И то оставил, как женщины падали в обморок от его огненного взора, и грозного голоса – уже тогда, когда он в клетке сидел. И человечность оставил: когда академик Рычков заплакал, вспоминая убитого Пугачёвым сына – симбирского коменданта – Пугачёв, сам заплакал. И трусливое его цепляние за жизнь оставил. Пугачёв заранее готовит себе пути к отступлению, бежит, бросив остатки своего войска и готов всех предать, чтобы спасти себя. И уже плененный, обреченный на мучительную казнь, все равно цеплялся за жизнь. На вопрос Рычкова, как он мог отважиться на такие великие злодеяния, встал и ответил: «Виноват перед Богом и Государыней и буду стараться заслужить все мои вины». Бессмысленное унижение, безнадежная надежда на помилование. А когда Панин ударил его по щеке в ответ на его иносказание про ворона, встал на колени.

«Пугачёв из «Истории Пугачёвского бунта» встает зверем, а не героем. Но даже и не природным зверем встает, ибо почти все его зверства – страх за жизнь, – а попустителем зверств, слабым до преступности человеком. (Ведь даже убийство Лысова – не месть за поднятую на него руку, а страх вторичного и уже смертного удара)», – пишет Марина Цветаева. – В Пугачёве Пушкин дал самое страшное очарование: зла, на минуту ставшего добром, всю свою самосилу (зла) перекинувшего на добро. Пушкин в своем Пугачёве дал нам неразрешимую загадку: злодеяния – и чистого сердца. Пушкин в Пугачёве дал нам доброго разбойника. И как же нам ему не поддаться, раз мы уже поддались – просто разбойнику? Дав нам такого Пугачёва, чему же поддался сам Пушкин? Высшему, что есть: поэту в себе. Непогрешимому чутью поэта на – пусть не бывшее, но могшее бы быть. Долженствовавшее бы быть. («По сему, что поэт есть творитель…»)

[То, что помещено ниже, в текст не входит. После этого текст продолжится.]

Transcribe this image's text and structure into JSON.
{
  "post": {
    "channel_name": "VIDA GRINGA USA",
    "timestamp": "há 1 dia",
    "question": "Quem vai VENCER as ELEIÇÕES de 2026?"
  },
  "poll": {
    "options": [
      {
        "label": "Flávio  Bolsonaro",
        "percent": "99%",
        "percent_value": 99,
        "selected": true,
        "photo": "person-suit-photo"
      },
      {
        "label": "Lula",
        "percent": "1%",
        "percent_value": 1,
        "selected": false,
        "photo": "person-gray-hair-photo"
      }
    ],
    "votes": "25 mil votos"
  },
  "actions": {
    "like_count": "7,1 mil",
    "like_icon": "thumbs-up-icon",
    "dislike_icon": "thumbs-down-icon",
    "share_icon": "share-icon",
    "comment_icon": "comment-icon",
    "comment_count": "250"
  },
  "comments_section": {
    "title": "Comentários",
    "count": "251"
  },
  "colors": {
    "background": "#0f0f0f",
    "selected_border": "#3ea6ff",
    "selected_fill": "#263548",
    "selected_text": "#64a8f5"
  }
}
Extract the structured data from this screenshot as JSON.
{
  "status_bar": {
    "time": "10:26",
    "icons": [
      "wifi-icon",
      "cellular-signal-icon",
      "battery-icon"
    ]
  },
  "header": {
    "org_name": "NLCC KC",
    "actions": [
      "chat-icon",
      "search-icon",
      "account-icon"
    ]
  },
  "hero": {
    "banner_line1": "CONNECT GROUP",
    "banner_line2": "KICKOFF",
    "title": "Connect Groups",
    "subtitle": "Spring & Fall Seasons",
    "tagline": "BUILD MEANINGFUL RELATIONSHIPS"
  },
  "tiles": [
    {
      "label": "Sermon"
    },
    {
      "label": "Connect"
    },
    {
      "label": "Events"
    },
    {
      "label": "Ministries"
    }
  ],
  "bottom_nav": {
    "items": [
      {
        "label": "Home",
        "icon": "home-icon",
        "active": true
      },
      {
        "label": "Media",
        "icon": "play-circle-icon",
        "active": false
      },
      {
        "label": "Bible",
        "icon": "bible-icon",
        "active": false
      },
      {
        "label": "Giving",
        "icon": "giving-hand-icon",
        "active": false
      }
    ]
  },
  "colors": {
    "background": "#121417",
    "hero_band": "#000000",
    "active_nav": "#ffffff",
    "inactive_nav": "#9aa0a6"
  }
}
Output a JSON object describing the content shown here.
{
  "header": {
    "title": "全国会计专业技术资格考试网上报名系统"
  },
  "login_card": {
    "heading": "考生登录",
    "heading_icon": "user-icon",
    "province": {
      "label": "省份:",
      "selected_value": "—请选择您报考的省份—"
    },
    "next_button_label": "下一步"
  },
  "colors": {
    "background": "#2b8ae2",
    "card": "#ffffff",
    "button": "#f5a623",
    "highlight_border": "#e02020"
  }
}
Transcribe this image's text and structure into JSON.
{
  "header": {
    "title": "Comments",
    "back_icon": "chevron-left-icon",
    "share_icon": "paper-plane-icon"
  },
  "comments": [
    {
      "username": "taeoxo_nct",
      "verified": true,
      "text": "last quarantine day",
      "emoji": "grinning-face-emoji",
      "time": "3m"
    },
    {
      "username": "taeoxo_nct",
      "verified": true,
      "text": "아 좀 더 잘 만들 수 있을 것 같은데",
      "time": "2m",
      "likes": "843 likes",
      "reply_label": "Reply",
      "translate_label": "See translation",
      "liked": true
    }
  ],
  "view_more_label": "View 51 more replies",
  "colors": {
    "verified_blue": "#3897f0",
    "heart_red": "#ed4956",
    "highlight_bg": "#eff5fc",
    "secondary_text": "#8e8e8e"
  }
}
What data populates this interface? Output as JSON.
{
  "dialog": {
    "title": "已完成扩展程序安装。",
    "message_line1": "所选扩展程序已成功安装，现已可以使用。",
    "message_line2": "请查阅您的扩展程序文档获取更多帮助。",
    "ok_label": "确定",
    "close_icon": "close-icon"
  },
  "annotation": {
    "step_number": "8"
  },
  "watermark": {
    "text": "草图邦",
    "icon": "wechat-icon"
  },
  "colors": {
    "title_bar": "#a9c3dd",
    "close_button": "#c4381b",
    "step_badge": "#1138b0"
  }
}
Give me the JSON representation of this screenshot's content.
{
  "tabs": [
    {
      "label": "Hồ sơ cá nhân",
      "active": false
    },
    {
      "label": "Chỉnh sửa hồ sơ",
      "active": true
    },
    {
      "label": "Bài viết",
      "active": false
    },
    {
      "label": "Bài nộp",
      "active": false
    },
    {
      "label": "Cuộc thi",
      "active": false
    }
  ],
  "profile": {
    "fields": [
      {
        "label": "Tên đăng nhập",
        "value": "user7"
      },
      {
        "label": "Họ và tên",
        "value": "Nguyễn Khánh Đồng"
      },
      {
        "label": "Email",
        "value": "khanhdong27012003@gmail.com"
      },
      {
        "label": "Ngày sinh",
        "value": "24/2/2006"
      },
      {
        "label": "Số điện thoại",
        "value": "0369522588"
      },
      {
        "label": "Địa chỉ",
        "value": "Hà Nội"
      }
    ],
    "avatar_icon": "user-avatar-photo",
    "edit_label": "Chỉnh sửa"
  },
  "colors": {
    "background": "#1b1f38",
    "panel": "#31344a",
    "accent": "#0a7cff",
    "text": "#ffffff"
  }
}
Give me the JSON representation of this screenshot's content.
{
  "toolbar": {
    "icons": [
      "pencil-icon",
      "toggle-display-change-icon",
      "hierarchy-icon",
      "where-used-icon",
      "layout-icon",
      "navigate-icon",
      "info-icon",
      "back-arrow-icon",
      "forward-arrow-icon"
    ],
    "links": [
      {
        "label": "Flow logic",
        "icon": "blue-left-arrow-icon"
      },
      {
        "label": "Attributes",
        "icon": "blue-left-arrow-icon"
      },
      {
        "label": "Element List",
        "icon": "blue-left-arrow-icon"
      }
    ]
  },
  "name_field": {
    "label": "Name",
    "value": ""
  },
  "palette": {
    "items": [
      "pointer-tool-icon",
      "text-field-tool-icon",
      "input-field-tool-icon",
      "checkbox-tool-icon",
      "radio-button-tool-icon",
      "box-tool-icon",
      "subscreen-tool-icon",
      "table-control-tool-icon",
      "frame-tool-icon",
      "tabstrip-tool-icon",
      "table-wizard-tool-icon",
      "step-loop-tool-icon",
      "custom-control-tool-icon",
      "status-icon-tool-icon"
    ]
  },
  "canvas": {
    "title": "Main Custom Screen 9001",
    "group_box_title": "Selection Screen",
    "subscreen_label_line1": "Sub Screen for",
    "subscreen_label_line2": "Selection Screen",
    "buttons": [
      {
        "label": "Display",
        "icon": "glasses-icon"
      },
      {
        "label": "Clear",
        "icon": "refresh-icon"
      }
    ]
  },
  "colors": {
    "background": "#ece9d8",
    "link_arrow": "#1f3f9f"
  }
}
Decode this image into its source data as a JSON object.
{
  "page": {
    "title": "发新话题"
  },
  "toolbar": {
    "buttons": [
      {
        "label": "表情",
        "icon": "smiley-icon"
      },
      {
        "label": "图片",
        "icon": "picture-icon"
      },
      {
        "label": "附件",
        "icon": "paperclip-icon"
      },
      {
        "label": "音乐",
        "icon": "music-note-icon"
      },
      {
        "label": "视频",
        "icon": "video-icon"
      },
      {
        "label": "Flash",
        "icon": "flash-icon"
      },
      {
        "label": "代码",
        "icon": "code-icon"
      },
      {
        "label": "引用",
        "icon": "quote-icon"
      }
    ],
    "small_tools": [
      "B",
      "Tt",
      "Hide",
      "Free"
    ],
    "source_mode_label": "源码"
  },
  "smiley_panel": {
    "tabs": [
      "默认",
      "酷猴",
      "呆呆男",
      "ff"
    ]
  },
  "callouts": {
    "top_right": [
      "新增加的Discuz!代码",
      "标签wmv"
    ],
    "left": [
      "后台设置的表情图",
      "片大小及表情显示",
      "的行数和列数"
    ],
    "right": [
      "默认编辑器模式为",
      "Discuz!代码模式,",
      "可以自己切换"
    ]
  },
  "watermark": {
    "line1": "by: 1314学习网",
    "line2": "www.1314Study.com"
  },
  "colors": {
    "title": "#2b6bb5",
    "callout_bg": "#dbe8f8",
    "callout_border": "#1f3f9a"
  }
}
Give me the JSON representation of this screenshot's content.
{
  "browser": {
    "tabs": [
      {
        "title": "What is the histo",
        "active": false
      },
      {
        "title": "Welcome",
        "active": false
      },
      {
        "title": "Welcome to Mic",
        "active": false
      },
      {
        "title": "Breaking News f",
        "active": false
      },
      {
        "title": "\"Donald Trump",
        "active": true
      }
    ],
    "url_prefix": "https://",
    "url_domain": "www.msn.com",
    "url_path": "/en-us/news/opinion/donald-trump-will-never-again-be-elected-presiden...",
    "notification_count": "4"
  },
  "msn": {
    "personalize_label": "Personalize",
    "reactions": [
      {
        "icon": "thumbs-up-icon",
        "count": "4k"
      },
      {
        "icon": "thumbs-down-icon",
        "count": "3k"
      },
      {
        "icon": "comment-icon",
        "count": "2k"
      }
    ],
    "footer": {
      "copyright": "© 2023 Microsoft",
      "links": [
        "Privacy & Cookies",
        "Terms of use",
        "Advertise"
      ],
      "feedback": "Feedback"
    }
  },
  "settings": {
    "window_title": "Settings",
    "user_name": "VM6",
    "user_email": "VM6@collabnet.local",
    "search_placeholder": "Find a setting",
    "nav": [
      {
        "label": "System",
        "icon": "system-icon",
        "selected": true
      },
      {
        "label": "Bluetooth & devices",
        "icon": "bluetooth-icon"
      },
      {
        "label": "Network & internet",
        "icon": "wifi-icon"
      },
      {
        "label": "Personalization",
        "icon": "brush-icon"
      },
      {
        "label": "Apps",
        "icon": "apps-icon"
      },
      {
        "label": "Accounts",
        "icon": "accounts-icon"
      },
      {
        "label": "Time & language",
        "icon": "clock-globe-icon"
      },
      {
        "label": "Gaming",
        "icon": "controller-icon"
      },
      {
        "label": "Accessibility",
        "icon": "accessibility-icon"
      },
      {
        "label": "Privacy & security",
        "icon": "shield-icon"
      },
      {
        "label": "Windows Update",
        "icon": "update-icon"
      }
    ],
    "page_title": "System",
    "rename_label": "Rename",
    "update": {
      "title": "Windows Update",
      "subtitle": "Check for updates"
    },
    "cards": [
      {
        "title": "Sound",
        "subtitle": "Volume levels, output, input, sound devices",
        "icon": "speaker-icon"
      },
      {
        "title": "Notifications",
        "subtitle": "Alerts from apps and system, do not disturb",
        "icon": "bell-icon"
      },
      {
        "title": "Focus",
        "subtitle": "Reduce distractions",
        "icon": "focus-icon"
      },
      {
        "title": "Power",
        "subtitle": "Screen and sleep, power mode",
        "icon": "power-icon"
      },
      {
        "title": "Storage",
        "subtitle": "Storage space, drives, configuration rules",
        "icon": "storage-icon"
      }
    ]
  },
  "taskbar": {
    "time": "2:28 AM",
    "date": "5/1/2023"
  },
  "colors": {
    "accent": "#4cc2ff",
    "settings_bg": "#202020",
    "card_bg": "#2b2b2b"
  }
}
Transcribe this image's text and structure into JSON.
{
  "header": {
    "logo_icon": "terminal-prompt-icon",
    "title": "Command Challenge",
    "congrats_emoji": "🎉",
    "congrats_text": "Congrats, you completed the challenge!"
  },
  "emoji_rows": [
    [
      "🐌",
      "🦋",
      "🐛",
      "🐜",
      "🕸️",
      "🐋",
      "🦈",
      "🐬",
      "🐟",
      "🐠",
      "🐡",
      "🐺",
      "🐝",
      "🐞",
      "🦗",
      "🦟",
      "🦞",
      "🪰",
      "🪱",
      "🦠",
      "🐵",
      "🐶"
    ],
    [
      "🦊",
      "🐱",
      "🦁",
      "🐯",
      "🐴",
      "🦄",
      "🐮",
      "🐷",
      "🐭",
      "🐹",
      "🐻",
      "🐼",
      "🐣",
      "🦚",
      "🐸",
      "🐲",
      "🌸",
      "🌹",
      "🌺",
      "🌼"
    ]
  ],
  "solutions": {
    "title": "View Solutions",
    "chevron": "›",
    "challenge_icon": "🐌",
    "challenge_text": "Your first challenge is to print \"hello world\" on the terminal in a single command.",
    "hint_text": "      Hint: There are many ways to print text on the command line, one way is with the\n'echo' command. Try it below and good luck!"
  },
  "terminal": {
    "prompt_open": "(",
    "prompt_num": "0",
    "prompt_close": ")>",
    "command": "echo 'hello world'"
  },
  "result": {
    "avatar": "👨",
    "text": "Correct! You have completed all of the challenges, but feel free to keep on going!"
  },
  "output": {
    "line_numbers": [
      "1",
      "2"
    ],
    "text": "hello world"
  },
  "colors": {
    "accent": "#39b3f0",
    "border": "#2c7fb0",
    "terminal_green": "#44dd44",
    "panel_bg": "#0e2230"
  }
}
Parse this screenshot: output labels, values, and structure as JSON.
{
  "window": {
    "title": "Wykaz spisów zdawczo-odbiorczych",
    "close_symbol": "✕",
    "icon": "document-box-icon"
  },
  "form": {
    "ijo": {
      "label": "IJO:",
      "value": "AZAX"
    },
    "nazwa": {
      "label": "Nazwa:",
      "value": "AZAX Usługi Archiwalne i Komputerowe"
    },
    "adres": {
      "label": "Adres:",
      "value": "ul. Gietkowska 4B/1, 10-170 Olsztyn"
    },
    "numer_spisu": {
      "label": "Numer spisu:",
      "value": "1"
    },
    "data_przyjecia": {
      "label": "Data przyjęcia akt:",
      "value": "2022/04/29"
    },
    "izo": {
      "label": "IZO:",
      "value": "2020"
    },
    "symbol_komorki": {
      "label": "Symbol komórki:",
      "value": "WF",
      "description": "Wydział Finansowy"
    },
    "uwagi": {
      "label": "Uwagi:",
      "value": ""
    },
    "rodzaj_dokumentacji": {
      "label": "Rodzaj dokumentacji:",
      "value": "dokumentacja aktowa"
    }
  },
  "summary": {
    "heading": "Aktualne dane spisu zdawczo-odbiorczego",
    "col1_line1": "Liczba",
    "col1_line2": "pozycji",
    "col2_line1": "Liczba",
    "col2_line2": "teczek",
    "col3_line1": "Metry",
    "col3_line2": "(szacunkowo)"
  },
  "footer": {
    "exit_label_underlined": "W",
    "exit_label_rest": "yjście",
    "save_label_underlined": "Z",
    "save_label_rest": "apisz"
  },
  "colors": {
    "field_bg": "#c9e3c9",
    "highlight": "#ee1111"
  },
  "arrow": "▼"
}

«Тьмы низких истин нам дороже нас возвышающий обман». Это Пушкин сказал о Наполеоне. О Наполеоне сказал, а с Пугачёвым сделал. Нет низких истин и возвышающих обманов. Есть высокие истины и низкая ложь. Есть гениальное чутье художника, «ясновиденье».

«А и сильна же вещь – поэзия, раз все знание николаевского архива, саморучное, самочное знание и изыскание не смогли не только убить, но пригасить в поэте его яснозрение», – написала Цветаева. Она считает, что за время работы в архивах Пушкин с Пугачёвым «сжился» и чем больше его узнавал, тем тверже знал, видел – другое. «Сжился, но не разделался». Он к нам сюда, в Уральск, приехал, чтобы окончательно с ним, Пугачёвым, «разделаться». Он здесь поставил последнюю точку в «Капитанской дочке», которую еще не начал писать. Он здесь утвердился в своем чутье: не тот Пугачёв.

«Пушкин поступил как народ: он правду исправил, он правду о злодее – забыл, ту часть правды, несовместимую с любовью» (М. Цветаева).

Пугачёва, разоблаченного историей, Пушкин реабилитировал поэзией. Той же рукой, которой свергнул в историческом произведении, Пушкин вернул его на пьедестал в художественном. Пушкин-художник победил Пушкина-историка.

Выдающийся русский историк Ключевский сказал, что в «Капитанской дочке» «больше истории, чем в «Истории Пугачёвского бунта», которая кажется длинным объяснительным примечанием к роману».

180 лет назад Пушкин закончил роман. Это только кажется, что давно. В то время жили в Уральске Никита Савичев и Иосаф Железнов. А потом приезжали Лев Толстой и Короленко. А потом родились Николай Корсунов и Николай Чесноков. И если взяться за руки, то цепочка дотянется до Пушкина. А совсем недавно наш земляк Геннадий Доронин написал роман «Остров», и там герой попадает в Уральск 1833 года, в ту самую осень, когда Пушкин приезжал сюда, и он пытается предупредить поэта о дуэли…

Эх, чтобы ему задержаться здесь без «смутного волненья чего-то жаждущей души». Или в Болдино – сколько он там той осенью написал! И, наверное, злоба глодала петербургских завистников, которые спровоцировали ту дуэль. Но, может, когда-нибудь все-таки мы преобразуем зло в добро. Как Пушкин с Пугачёвым. Надо только взяться за руки – и дотянуться до Пушкина.